Densho: history of the Japanese- American experience including World War Two. There are oral history interviews including one with Martha Nishitani.
Pacific Bonsai Museum: In the 1950s and 1960s Kelly Nishitani taught the art of bonsai. The Pacific Bonsai Museum has an exhibit in Kelly’s honor.
The Green Lake Japanese American Community: 1900-1942. 979.7772 G8238, Seattle Public Library. Green Lake was the name used by the group as a central point in north Seattle. The building where they met would be more like Northgate now, but that term did not exist at the time.
The Japanese Americans. Tony Zurlo, 2003. 973.04956 Z89J, Seattle Public Library.
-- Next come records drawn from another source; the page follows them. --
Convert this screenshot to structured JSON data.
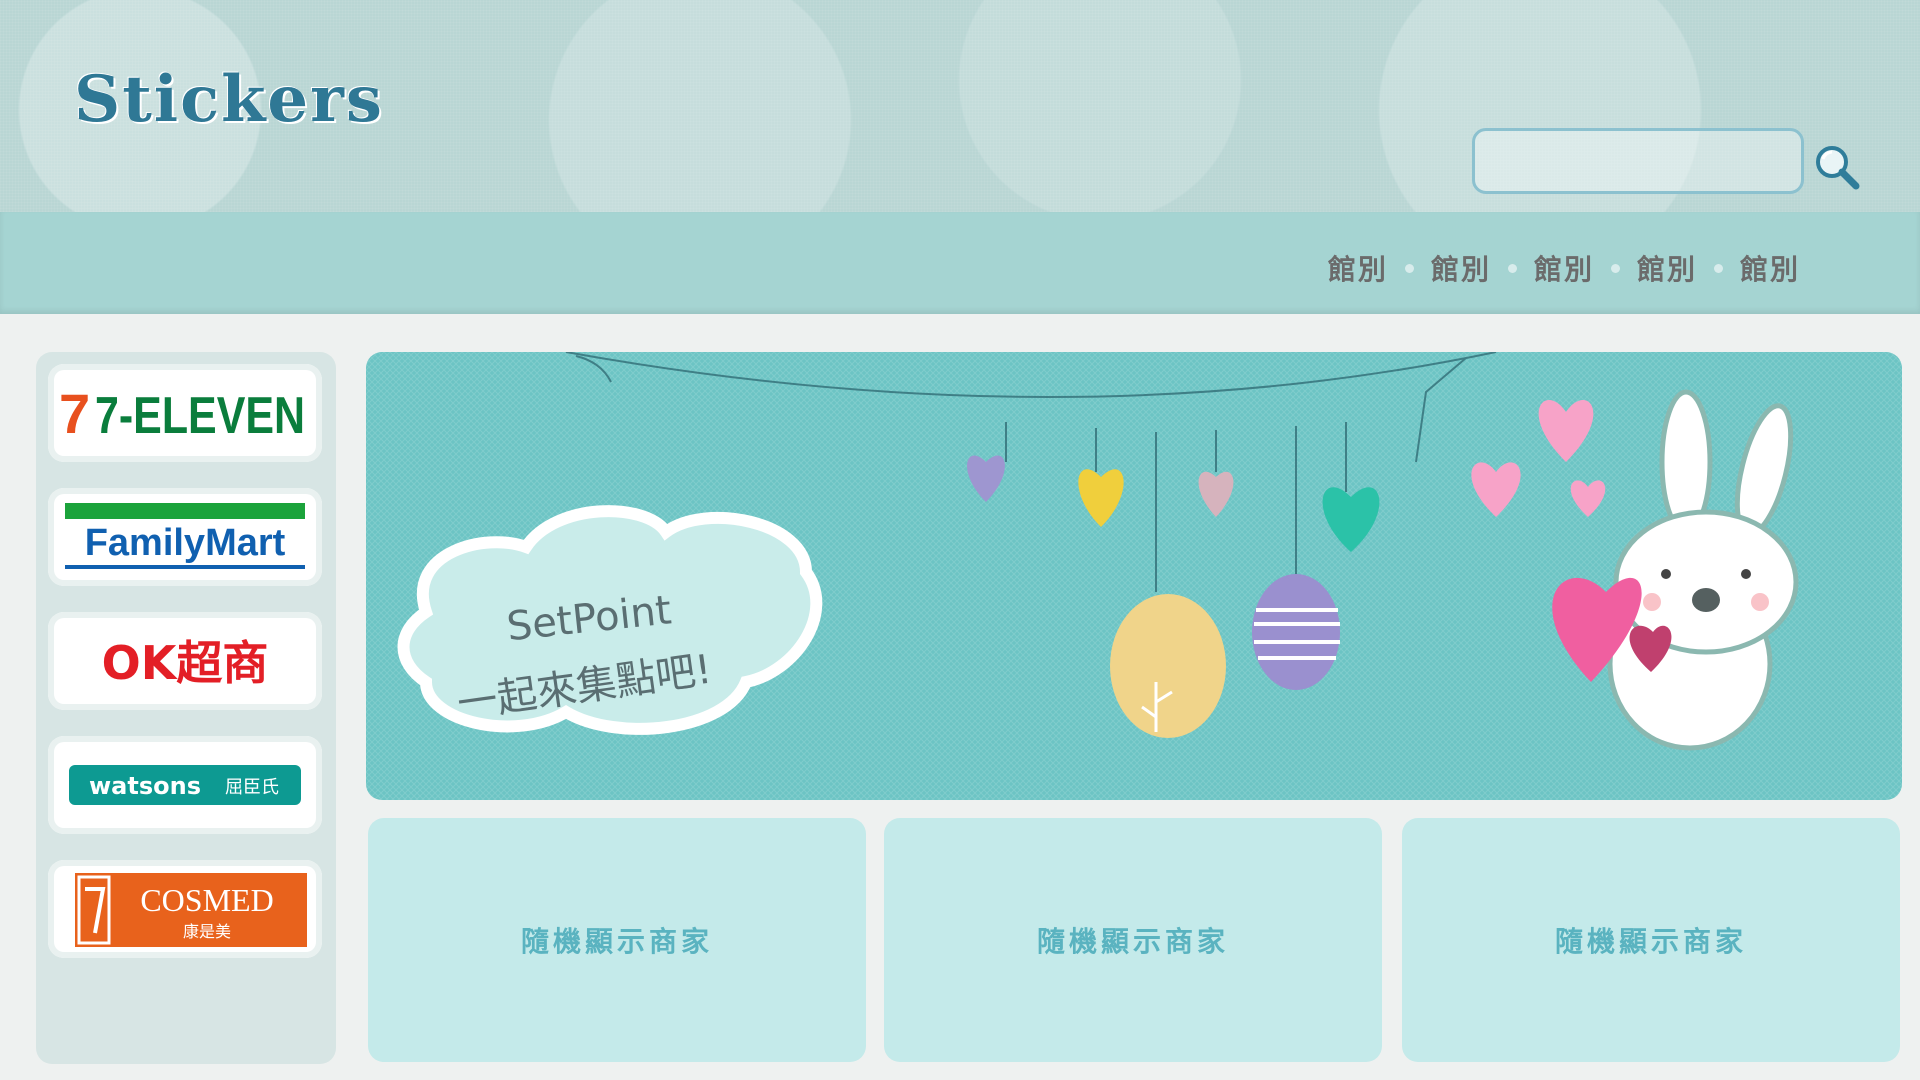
{
  "header": {
    "logo": "Stickers",
    "search_value": ""
  },
  "nav": {
    "items": [
      {
        "label": "館別"
      },
      {
        "label": "館別"
      },
      {
        "label": "館別"
      },
      {
        "label": "館別"
      },
      {
        "label": "館別"
      }
    ]
  },
  "sidebar": {
    "stores": [
      {
        "name": "7-ELEVEN"
      },
      {
        "name": "FamilyMart"
      },
      {
        "name": "OK超商"
      },
      {
        "name": "watsons",
        "name_local": "屈臣氏"
      },
      {
        "name": "COSMED",
        "name_local": "康是美"
      }
    ]
  },
  "banner": {
    "line1": "SetPoint",
    "line2": "一起來集點吧!"
  },
  "tiles": [
    {
      "label": "隨機顯示商家"
    },
    {
      "label": "隨機顯示商家"
    },
    {
      "label": "隨機顯示商家"
    }
  ],
  "colors": {
    "header_bg": "#b9d6d4",
    "nav_bg": "#a5d4d2",
    "tile_bg": "#c4eaea",
    "tile_text": "#5ab3c0",
    "banner_bg": "#6cc4c4",
    "logo": "#2f7895"
  }
}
The Presbytery of Seattle 1858-2005, by Robert L. Welsh, 2006. Book in the library of the University Presbyterian Church. Book gives background info about the outreach of the First Presbyterian Church in downtown Seattle and how they established branches in northeast Seattle.
In 1993 I interviewed Martha Nishitani and her older sister Misao Sakamoto about their experiences growing up at Oriental Gardens, their school days at Maple Leaf Elementary and relationships in the neighborhood.
Martha’s lifelong love of modern dance was inspired by the natural environment of the plant nursery grounds with its trees and creek. Martha was the last family member to live on the site. For the rest of her life, she returned each spring to see the blooming flowers and leafing out of the trees.
Martha Nishitani’s career as a modern dance teacher is described in HistoryLink Essay #10637 by Seattle historian Paula Becker.
Misao Nishitani, the fourth-born of the siblings, was the widow of James Sakamoto, a newspaper publisher and leader in the Japanese-American community.